By leveraging K15 antibodies in these diverse research applications, investigators can gain deeper insights into the fundamental biology of epithelial stem cells and their roles in tissue homeostasis, regeneration, and disease.

What future directions are emerging in Cytokeratin 15 antibody applications?

The field of Cytokeratin 15 antibody applications continues to evolve, with several emerging trends and methodologies poised to expand research capabilities:

• Integration with spatial transcriptomics: Combining K15 antibody labeling with spatial transcriptomic technologies allows researchers to correlate protein expression with comprehensive gene expression profiles in a spatially resolved manner. This integration provides unprecedented insights into the molecular heterogeneity of K15-positive cell populations within their native tissue context.
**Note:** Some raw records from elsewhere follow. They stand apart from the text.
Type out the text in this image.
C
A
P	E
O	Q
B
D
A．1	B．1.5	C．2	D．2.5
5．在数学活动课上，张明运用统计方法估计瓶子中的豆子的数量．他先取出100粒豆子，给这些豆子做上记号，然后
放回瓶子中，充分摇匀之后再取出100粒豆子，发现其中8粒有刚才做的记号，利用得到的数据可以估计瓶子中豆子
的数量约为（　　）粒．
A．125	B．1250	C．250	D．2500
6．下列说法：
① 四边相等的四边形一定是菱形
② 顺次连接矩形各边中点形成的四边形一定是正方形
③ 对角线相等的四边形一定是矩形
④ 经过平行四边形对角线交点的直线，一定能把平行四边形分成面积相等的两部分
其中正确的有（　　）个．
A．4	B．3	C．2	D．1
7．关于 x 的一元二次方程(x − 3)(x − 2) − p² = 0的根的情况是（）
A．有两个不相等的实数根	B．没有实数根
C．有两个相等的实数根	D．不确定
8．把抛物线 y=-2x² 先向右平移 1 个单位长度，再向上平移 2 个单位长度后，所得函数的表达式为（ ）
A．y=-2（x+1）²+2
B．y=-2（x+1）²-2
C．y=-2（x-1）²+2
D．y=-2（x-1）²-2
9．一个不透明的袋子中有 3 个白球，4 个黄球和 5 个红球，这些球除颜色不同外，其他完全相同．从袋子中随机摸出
• Engineered recombinant antibody fragments: Development of single-chain variable fragments (scFvs) and nanobodies against K15 epitopes promises improved tissue penetration, reduced background, and compatibility with super-resolution microscopy techniques. These smaller binding molecules can access restricted epitopes and enable higher-density labeling.

• Live-cell imaging applications: Advances in cell-permeable fluorescently conjugated antibody fragments or fluorescent protein tags may enable dynamic monitoring of K15 expression in living systems, facilitating studies of epithelial stem cell behavior in real-time during differentiation or wound healing processes.
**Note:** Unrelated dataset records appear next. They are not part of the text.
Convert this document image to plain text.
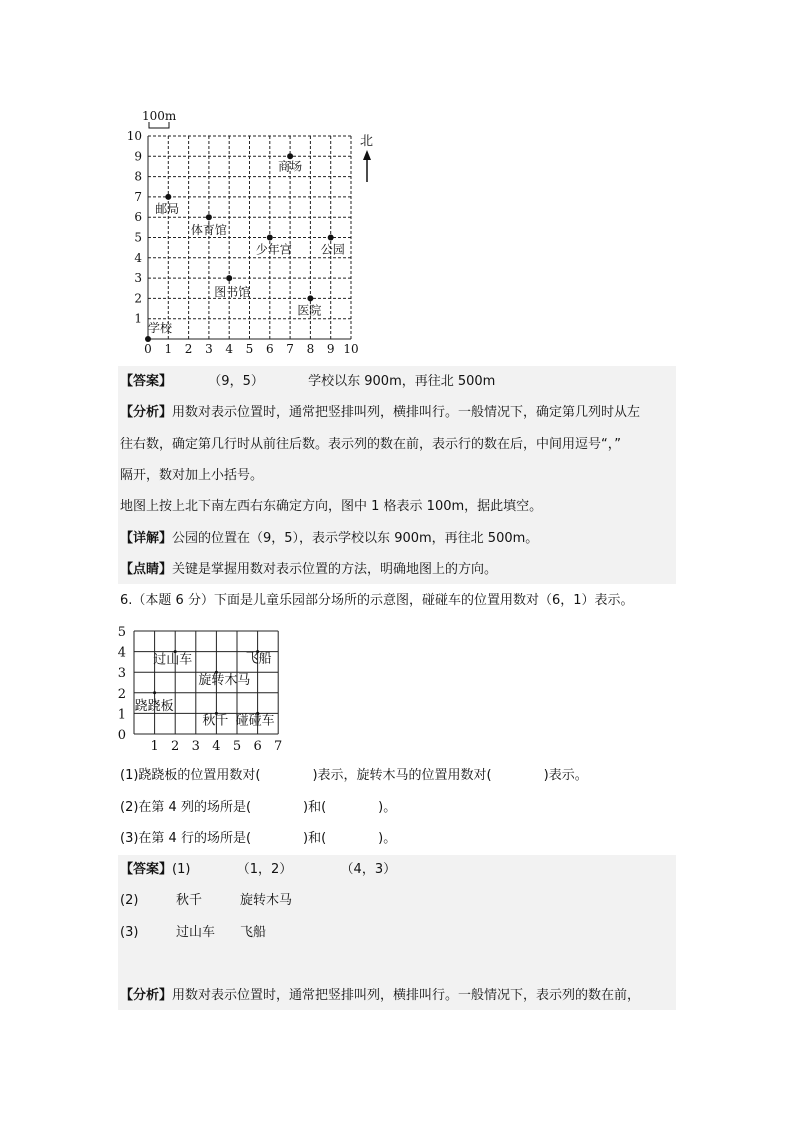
0 1
1
2
2
3
3
4
4
5
5
6
6
7
7
8
8
9
9
10
10
学校
邮局
体育馆
商场
少年宫 公园
图书馆
医院
100m
北
【答案】	（9，5）	学校以东 900m，再往北 500m
【分析】用数对表示位置时，通常把竖排叫列，横排叫行。一般情况下，确定第几列时从左
往右数，确定第几行时从前往后数。表示列的数在前，表示行的数在后，中间用逗号“，”
隔开，数对加上小括号。
地图上按上北下南左西右东确定方向，图中 1 格表示 100m，据此填空。
【详解】公园的位置在（9，5），表示学校以东 900m，再往北 500m。
【点睛】关键是掌握用数对表示位置的方法，明确地图上的方向。
6.（本题 6 分）下面是儿童乐园部分场所的示意图，碰碰车的位置用数对（6，1）表示。
1 2 3 4 5 6 7
0
1
2
3
4
5
过山车	飞船
旋转木马
跷跷板
秋千 碰碰车
(1)跷跷板的位置用数对(　　　　)表示，旋转木马的位置用数对(　　　　)表示。
(2)在第 4 列的场所是(　　　　)和(　　　　)。
(3)在第 4 行的场所是(　　　　)和(　　　　)。
【答案】(1)	（1，2）	（4，3）
(2)	秋千	旋转木马
(3)	过山车 飞船
【分析】用数对表示位置时，通常把竖排叫列，横排叫行。一般情况下，表示列的数在前，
• Therapeutic targeting applications: K15 antibody derivatives may find applications in targeted delivery of therapeutics to specific epithelial stem cell populations, with potential applications in regenerative medicine, wound healing, and cancer treatment.

• Artificial intelligence integration: Advanced image analysis algorithms and machine learning approaches will enhance the extraction of quantitative data from K15 antibody staining, enabling more sophisticated spatial analysis and cell classification in complex tissues.

• High-dimensional cytometry: Integration of K15 antibodies into CyTOF (mass cytometry) and highly multiplexed flow cytometry panels will facilitate comprehensive phenotyping of epithelial stem cell populations with simultaneous measurement of dozens of additional markers.

As technology continues to advance, Cytokeratin 15 antibodies will remain essential tools in epithelial biology research, with expanding applications across basic science, translational research, and potentially therapeutic development.